Click on the counter in the left margin to get an explanation of the estimate. It is based on the Lancet study that estimated 655,000 dead long since, an appraisal judged “sound” by the UK’s Chief Scientist and “If anything, an understimate” by the experts in the Department for International Development. Despite these endorsements from their own experts, the British government attempted to rubbish the study.
Not one of us has done enough to stop it. Whatever the vagaries of our electoral systems, it is to the eternal shame of both the US and UK that Blair and Bush were re-elected, by a substantial slice of our societies, after becoming war criminals.
Only the most rabid commentators now even attempt to justify the War in Iraq. Saddam Hussain was a terrible ruler, but the rate of death, the collapse of essential services and the destruction of integrated society, that we have brought upon Iraq is far worse. The near total silence of the pro-war lobby is stunning. I haven’t even heard “At least we got rid of Saddam” or “We brought freedom and democracy” for ages. Hopefully they hang their heads in shame. Except for the odd murmur that it’s all Al-Qaida’s fault, like the crestfallen schoolboy, head hanging, face flushed, caught with the stolen i-Pod in his pocket but still mumbling it was Tommy who done it.
Al-Qaida, of course, were virtually non-existent in Iraq before our invasion.

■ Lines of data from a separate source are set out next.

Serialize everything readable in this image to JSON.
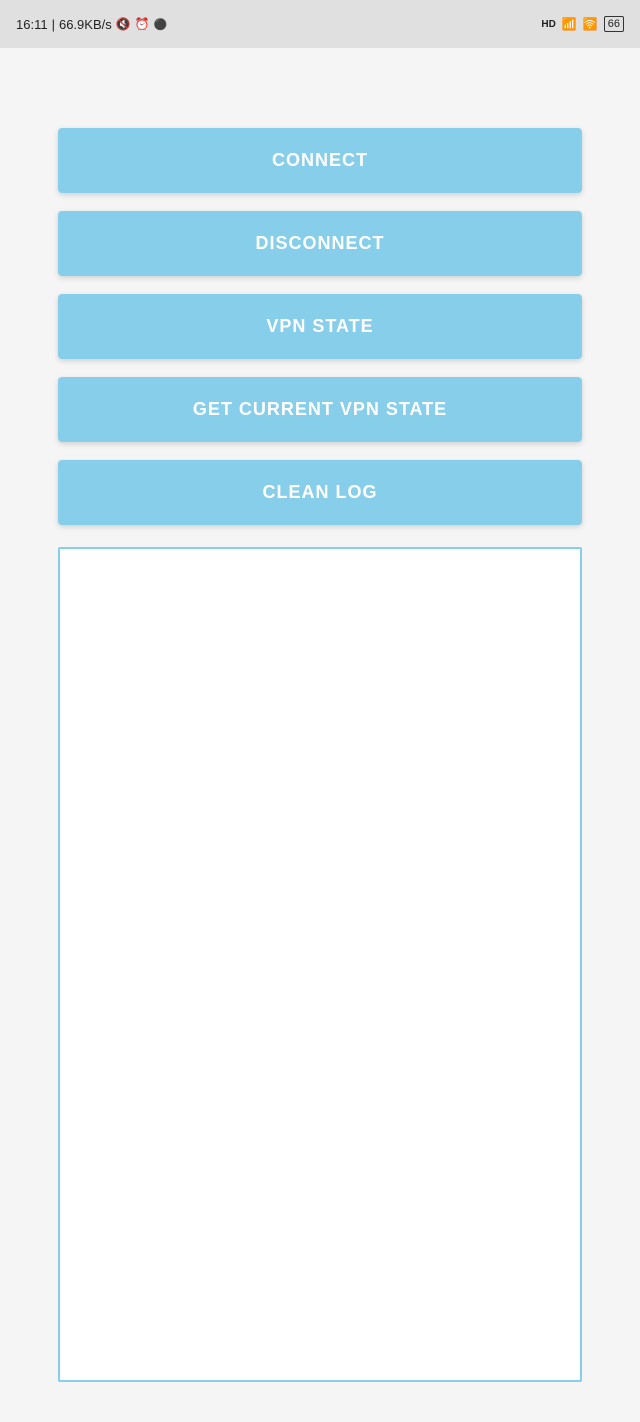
{
  "statusBar": {
    "time": "16:11",
    "speed": "66.9KB/s",
    "battery": "66",
    "icons": {
      "mute": "🔇",
      "alarm": "⏰",
      "record": "⚫",
      "signal": "HD",
      "wifi": "📶"
    }
  },
  "buttons": {
    "connect": "CONNECT",
    "disconnect": "DISCONNECT",
    "vpnState": "VPN STATE",
    "getCurrentVpnState": "GET CURRENT VPN STATE",
    "cleanLog": "CLEAN LOG"
  },
  "logArea": {
    "placeholder": ""
  }
}
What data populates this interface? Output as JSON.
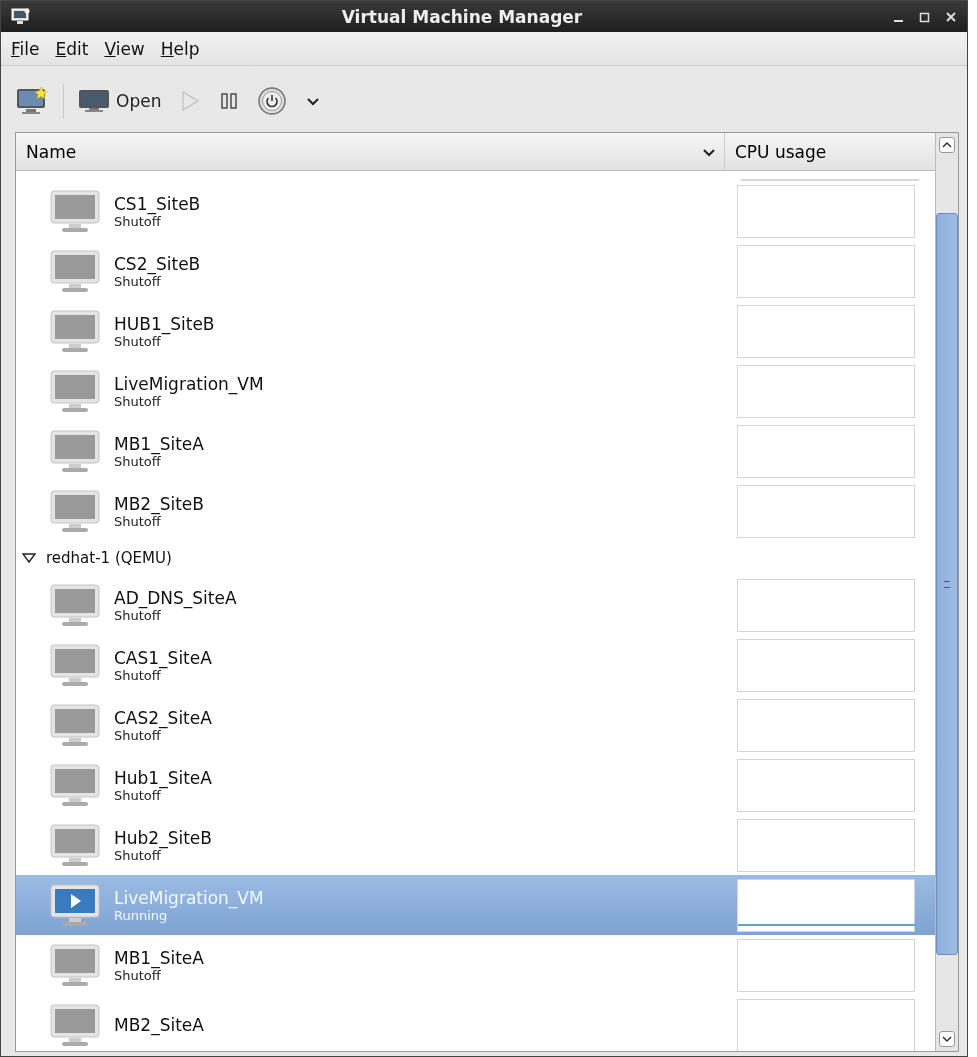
{
  "window": {
    "title": "Virtual Machine Manager"
  },
  "menu": [
    {
      "label": "File"
    },
    {
      "label": "Edit"
    },
    {
      "label": "View"
    },
    {
      "label": "Help"
    }
  ],
  "toolbar": {
    "open_label": "Open",
    "run_disabled": true
  },
  "columns": [
    {
      "label": "Name"
    },
    {
      "label": "CPU usage"
    }
  ],
  "rows": [
    {
      "kind": "vm",
      "name": "CS1_SiteB",
      "status": "Shutoff",
      "running": false,
      "selected": false
    },
    {
      "kind": "vm",
      "name": "CS2_SiteB",
      "status": "Shutoff",
      "running": false,
      "selected": false
    },
    {
      "kind": "vm",
      "name": "HUB1_SiteB",
      "status": "Shutoff",
      "running": false,
      "selected": false
    },
    {
      "kind": "vm",
      "name": "LiveMigration_VM",
      "status": "Shutoff",
      "running": false,
      "selected": false
    },
    {
      "kind": "vm",
      "name": "MB1_SiteA",
      "status": "Shutoff",
      "running": false,
      "selected": false
    },
    {
      "kind": "vm",
      "name": "MB2_SiteB",
      "status": "Shutoff",
      "running": false,
      "selected": false
    },
    {
      "kind": "host",
      "label": "redhat-1 (QEMU)",
      "expanded": true,
      "children": [
        {
          "kind": "vm",
          "name": "AD_DNS_SiteA",
          "status": "Shutoff",
          "running": false,
          "selected": false
        },
        {
          "kind": "vm",
          "name": "CAS1_SiteA",
          "status": "Shutoff",
          "running": false,
          "selected": false
        },
        {
          "kind": "vm",
          "name": "CAS2_SiteA",
          "status": "Shutoff",
          "running": false,
          "selected": false
        },
        {
          "kind": "vm",
          "name": "Hub1_SiteA",
          "status": "Shutoff",
          "running": false,
          "selected": false
        },
        {
          "kind": "vm",
          "name": "Hub2_SiteB",
          "status": "Shutoff",
          "running": false,
          "selected": false
        },
        {
          "kind": "vm",
          "name": "LiveMigration_VM",
          "status": "Running",
          "running": true,
          "selected": true
        },
        {
          "kind": "vm",
          "name": "MB1_SiteA",
          "status": "Shutoff",
          "running": false,
          "selected": false
        },
        {
          "kind": "vm",
          "name": "MB2_SiteA",
          "running": false,
          "selected": false
        }
      ]
    }
  ]
}
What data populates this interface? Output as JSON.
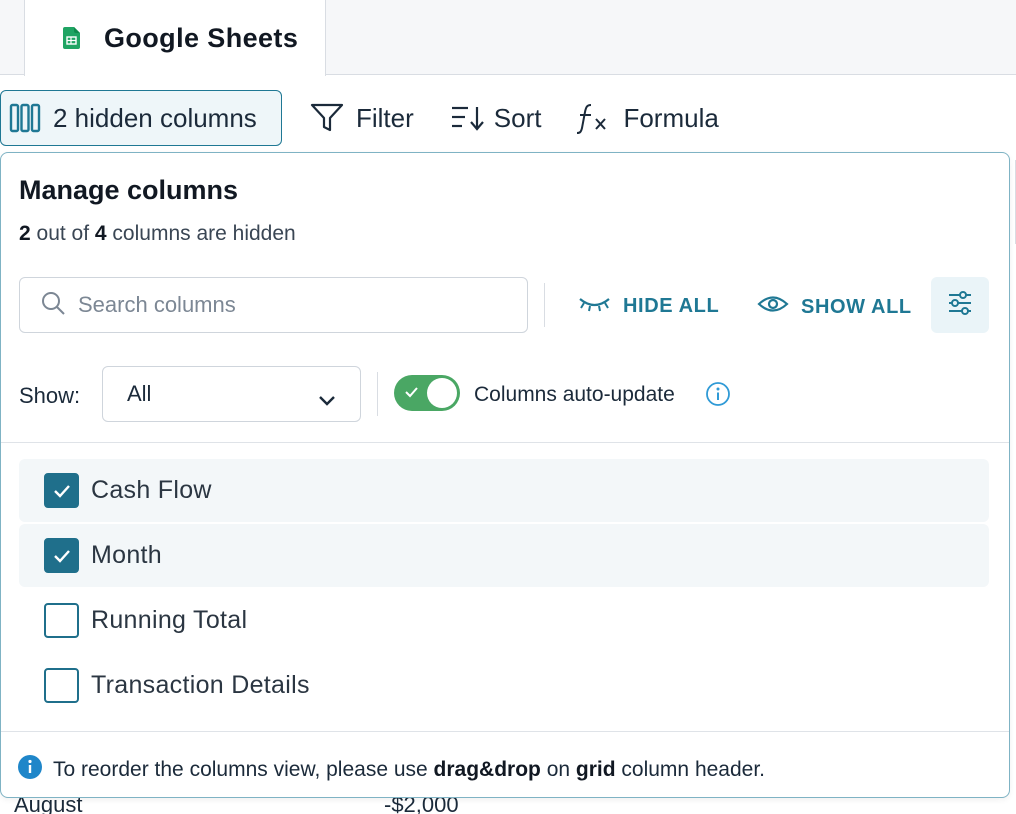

Gordon Brown is reportedly under great pressure from the White House not to pull out British forces and leave the US isolated. This is ridiculous. Basra, like so much of Iraq, is under control of disputatious local militias, often constituting rival units of the laughably named “Iraqi security services.” Our troops are effectively under siege, in horrible conditions, in isolated camps. When we send out patrols, we just lost three good men killed in four days.
Of course we don’t know the exact number of Iraqi dead. Nobody does – dead civilians are not considered important enough to count by the occupying forces. I don’t care if the estimate of a million is 50% out, either way. Hundreds of thousands of innocent people have died a terrible death, and we caused it. Not one of us has yet done enough to stop it. The guilt lies heaviest on Bush, Blair and Cheney.
But it lies on you and me too.
NB For a discussion of why the use of the estimate method is necessary and its likely validity see Casualty Monitor.